Russia and China vetoed proposed sanctions against Syria, prompting outrage in Europe and the United States. The sanctions were crafted by France, Britain, Germany and Portugal. U.S. ambassador Susan Rice pointedly criticized China and Russia by claiming that countries opposed to the sanctions were seeking to sell arms to Damascus.

However, the Russian envoy to the UN, Vitaly Churkin, claimed Moscow vetoed sanctions because many Syrians do not endorse the movement against Syrian president Bashar al-Assad and that such a measure would cause a civil war to erupt.
The Chinese foreign ministry said sanctions would not ease the crisis in Syria.

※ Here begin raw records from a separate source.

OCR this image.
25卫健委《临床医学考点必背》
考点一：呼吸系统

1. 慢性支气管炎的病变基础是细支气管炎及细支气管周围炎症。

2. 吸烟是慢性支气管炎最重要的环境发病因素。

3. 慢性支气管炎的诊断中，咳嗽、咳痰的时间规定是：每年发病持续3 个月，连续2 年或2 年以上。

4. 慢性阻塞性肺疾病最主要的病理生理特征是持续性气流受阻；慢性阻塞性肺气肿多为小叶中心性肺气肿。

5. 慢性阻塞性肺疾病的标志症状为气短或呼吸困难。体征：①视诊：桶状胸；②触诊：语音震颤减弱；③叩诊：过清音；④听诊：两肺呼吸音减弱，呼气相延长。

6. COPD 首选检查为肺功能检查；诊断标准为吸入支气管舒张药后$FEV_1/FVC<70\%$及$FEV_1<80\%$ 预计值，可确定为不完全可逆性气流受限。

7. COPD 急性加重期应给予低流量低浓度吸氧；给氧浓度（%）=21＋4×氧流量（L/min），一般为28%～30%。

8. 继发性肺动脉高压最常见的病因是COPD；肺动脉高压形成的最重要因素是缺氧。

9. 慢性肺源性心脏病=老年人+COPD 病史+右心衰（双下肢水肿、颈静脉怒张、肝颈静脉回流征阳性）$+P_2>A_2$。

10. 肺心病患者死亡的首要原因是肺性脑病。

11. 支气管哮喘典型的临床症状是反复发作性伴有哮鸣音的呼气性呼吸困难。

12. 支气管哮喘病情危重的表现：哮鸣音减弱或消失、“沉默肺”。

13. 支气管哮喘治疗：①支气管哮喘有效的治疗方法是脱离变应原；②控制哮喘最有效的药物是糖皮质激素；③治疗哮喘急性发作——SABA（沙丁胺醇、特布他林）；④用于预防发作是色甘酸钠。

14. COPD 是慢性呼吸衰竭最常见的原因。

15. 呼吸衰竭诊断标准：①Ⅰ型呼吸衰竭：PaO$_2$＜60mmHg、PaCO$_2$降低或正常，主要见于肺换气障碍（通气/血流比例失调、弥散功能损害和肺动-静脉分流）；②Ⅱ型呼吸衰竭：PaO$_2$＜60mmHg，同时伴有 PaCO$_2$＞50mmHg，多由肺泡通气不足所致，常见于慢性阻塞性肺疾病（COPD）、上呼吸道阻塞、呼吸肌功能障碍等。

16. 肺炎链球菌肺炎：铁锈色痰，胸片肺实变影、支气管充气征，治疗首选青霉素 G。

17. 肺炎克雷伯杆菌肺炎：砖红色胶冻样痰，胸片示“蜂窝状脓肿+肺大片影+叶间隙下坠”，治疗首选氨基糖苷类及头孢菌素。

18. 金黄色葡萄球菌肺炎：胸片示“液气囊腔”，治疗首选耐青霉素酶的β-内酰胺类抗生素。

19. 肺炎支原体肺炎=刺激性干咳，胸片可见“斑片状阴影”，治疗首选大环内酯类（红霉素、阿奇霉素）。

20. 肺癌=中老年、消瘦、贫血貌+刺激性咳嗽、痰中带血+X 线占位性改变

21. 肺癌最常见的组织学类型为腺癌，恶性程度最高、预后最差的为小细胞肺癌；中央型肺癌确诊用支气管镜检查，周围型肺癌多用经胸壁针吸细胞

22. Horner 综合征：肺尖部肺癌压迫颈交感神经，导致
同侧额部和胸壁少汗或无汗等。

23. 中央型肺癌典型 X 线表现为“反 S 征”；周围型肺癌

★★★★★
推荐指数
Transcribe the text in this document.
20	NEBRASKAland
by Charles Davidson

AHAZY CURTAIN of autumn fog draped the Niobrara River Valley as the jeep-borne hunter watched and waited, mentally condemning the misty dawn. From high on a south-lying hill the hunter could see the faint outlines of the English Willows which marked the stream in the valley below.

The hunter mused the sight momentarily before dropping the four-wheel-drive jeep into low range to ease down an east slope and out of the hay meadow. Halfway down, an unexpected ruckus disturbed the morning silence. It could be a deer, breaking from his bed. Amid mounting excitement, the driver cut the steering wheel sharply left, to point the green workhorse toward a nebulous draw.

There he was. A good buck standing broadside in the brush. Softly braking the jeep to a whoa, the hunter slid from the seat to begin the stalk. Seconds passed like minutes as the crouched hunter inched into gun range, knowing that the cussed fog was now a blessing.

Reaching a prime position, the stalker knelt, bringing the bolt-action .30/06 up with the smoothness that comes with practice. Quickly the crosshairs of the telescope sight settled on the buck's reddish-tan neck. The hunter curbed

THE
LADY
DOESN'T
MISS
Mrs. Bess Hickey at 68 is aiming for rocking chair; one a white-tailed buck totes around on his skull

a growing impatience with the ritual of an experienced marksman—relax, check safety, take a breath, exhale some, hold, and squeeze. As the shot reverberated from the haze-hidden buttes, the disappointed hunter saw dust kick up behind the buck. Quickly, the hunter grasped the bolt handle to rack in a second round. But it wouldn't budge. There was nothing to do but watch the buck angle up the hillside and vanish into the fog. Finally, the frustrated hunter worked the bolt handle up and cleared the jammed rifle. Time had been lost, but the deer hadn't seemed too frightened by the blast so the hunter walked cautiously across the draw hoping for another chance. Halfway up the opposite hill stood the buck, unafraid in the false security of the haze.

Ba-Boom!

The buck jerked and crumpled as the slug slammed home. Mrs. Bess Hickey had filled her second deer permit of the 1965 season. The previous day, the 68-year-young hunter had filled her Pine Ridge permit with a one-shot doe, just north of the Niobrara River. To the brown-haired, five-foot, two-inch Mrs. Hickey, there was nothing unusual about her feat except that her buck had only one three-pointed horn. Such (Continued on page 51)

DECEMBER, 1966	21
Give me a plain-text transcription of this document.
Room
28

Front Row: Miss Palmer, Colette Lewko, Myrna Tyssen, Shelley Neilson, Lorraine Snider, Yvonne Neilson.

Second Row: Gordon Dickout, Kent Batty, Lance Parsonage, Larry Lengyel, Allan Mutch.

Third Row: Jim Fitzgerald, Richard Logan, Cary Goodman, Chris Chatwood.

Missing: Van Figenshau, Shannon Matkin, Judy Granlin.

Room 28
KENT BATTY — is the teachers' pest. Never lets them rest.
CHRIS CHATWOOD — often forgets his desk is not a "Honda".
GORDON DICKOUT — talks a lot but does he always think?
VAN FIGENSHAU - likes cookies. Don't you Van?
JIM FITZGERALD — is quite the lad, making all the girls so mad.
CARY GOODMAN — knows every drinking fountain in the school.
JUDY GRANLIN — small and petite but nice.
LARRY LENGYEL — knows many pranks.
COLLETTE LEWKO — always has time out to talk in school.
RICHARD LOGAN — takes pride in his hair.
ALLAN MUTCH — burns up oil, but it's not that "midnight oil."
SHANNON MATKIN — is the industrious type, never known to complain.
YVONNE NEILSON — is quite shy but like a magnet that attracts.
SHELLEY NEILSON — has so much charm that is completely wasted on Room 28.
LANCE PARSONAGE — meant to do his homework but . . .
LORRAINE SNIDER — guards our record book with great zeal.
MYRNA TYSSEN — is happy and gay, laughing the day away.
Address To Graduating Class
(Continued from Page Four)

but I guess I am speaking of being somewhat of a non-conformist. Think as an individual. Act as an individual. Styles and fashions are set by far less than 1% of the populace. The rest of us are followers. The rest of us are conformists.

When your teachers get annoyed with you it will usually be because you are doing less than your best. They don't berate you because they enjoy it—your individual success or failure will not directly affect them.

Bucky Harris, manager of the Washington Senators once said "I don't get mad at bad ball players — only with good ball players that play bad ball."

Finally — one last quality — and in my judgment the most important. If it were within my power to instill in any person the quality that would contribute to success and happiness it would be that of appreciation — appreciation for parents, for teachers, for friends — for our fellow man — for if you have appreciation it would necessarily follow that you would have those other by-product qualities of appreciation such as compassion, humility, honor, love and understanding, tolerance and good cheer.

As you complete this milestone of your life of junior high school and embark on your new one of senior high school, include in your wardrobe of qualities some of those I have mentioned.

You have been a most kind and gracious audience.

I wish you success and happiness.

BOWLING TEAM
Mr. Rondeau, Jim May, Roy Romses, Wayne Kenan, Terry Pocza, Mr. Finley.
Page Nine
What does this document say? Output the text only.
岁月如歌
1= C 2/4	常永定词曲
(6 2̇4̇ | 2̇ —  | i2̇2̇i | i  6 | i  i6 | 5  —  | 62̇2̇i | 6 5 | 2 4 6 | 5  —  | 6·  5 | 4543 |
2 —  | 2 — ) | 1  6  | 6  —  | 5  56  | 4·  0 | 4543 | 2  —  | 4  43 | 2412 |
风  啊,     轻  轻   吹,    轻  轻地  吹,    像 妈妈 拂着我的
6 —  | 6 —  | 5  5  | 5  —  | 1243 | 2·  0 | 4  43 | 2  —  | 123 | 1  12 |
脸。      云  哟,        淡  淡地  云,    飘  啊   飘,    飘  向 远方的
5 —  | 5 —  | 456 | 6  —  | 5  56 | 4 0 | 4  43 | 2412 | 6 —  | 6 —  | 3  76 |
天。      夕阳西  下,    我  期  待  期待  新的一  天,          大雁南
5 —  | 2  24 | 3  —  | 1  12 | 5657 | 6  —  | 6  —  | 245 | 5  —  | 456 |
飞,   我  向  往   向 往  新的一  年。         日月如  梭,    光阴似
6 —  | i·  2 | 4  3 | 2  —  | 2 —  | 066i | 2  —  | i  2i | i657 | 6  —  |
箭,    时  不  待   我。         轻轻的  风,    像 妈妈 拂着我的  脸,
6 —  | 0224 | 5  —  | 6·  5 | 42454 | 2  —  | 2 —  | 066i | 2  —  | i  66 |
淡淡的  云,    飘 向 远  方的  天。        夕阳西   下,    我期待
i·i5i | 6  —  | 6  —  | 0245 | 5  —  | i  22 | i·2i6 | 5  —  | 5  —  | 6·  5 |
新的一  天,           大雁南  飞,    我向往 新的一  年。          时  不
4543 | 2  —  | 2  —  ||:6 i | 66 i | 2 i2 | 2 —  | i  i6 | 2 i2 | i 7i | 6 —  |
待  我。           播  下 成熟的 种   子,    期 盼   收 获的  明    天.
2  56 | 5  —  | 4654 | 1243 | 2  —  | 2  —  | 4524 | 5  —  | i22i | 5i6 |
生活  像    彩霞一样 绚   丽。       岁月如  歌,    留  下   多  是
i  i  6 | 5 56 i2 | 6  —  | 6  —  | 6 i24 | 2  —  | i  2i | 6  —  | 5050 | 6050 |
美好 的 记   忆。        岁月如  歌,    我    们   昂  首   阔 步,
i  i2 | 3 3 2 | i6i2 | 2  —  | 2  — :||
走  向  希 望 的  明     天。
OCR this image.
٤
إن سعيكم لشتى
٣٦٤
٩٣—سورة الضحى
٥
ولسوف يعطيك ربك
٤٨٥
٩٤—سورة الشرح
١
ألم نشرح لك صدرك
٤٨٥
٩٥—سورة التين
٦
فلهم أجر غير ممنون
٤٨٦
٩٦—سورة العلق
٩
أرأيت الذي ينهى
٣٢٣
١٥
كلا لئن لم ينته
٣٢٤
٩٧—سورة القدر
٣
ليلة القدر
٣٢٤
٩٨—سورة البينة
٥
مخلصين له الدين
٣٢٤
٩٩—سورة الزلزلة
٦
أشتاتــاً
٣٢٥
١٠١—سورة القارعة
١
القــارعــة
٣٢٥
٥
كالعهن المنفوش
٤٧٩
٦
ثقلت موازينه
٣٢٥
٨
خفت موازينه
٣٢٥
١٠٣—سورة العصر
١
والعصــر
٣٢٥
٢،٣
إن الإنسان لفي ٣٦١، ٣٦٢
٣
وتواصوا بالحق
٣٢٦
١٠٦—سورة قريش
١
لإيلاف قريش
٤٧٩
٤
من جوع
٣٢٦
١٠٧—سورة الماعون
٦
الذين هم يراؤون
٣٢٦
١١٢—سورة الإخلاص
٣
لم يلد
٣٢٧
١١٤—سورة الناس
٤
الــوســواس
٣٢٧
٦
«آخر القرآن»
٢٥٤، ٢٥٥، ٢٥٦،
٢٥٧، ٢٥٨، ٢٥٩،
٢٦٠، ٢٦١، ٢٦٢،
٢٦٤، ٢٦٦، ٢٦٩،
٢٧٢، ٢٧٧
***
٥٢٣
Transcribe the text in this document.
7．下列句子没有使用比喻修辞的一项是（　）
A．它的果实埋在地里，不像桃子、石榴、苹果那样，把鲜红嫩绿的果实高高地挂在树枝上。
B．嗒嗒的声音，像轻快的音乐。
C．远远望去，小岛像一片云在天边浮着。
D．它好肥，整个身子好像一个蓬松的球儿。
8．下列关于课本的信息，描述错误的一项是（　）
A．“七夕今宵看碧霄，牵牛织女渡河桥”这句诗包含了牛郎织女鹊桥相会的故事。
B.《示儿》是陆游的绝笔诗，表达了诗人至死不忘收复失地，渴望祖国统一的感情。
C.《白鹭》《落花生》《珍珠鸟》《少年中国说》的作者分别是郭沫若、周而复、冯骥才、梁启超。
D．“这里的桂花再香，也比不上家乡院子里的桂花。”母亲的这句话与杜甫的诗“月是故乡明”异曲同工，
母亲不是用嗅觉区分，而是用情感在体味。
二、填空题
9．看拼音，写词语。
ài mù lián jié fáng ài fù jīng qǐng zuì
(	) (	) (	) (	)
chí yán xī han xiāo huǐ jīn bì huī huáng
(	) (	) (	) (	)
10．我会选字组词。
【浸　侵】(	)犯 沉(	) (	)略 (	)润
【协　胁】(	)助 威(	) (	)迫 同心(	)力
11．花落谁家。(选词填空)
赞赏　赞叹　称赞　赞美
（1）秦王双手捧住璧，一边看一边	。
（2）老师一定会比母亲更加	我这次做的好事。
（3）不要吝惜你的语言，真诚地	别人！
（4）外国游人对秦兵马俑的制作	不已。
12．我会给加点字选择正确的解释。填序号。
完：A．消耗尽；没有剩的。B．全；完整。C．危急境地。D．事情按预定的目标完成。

Four UN members, Lebanon, South Africa, Brazil and India, abstained from voting on the sanctions.

Nonetheless, Turkish Prime Minister Tayyip Recep warned in a speech while visiting South Africa that the failure of the UN will not prevent Ankara and perhaps some other European states from moving against Syria.

The veto of [the draft] will not prevent our sanctions, just as it does not prevent the steps of some or all EU countries, Erdogan said, according to Anadolu Ajansi, the Turkish state news agency.

Turkey’s military coincidentally plans to conduct a routine exercise near the Syrian border through next week.

We will now inevitably apply our sanction package … We have a 910-kilometer long border. Moreover, we have cross-border family ties, which increase our responsibility.”

However, Erdogan provided no details of what his sanctions would consist of. He also said he will visit refugee camps in his country that are filled with about 7500 Syrians who fled across the border.

Meanwhile, Assad’s regime has brutally cracked down on protesters for almost seven months. The UN estimates that almost 3,000 people have been killed, unknown thousands more have been detained by state security.

Complicating the picture for Turkey is the fact that Syria is a leading trade partner and that historically the leaders of these two nations have had friendly relations. The bond between Erdogan and Assad was ruptured when the Syrian leader refused to end the crackdown against protesters, angering Turkey.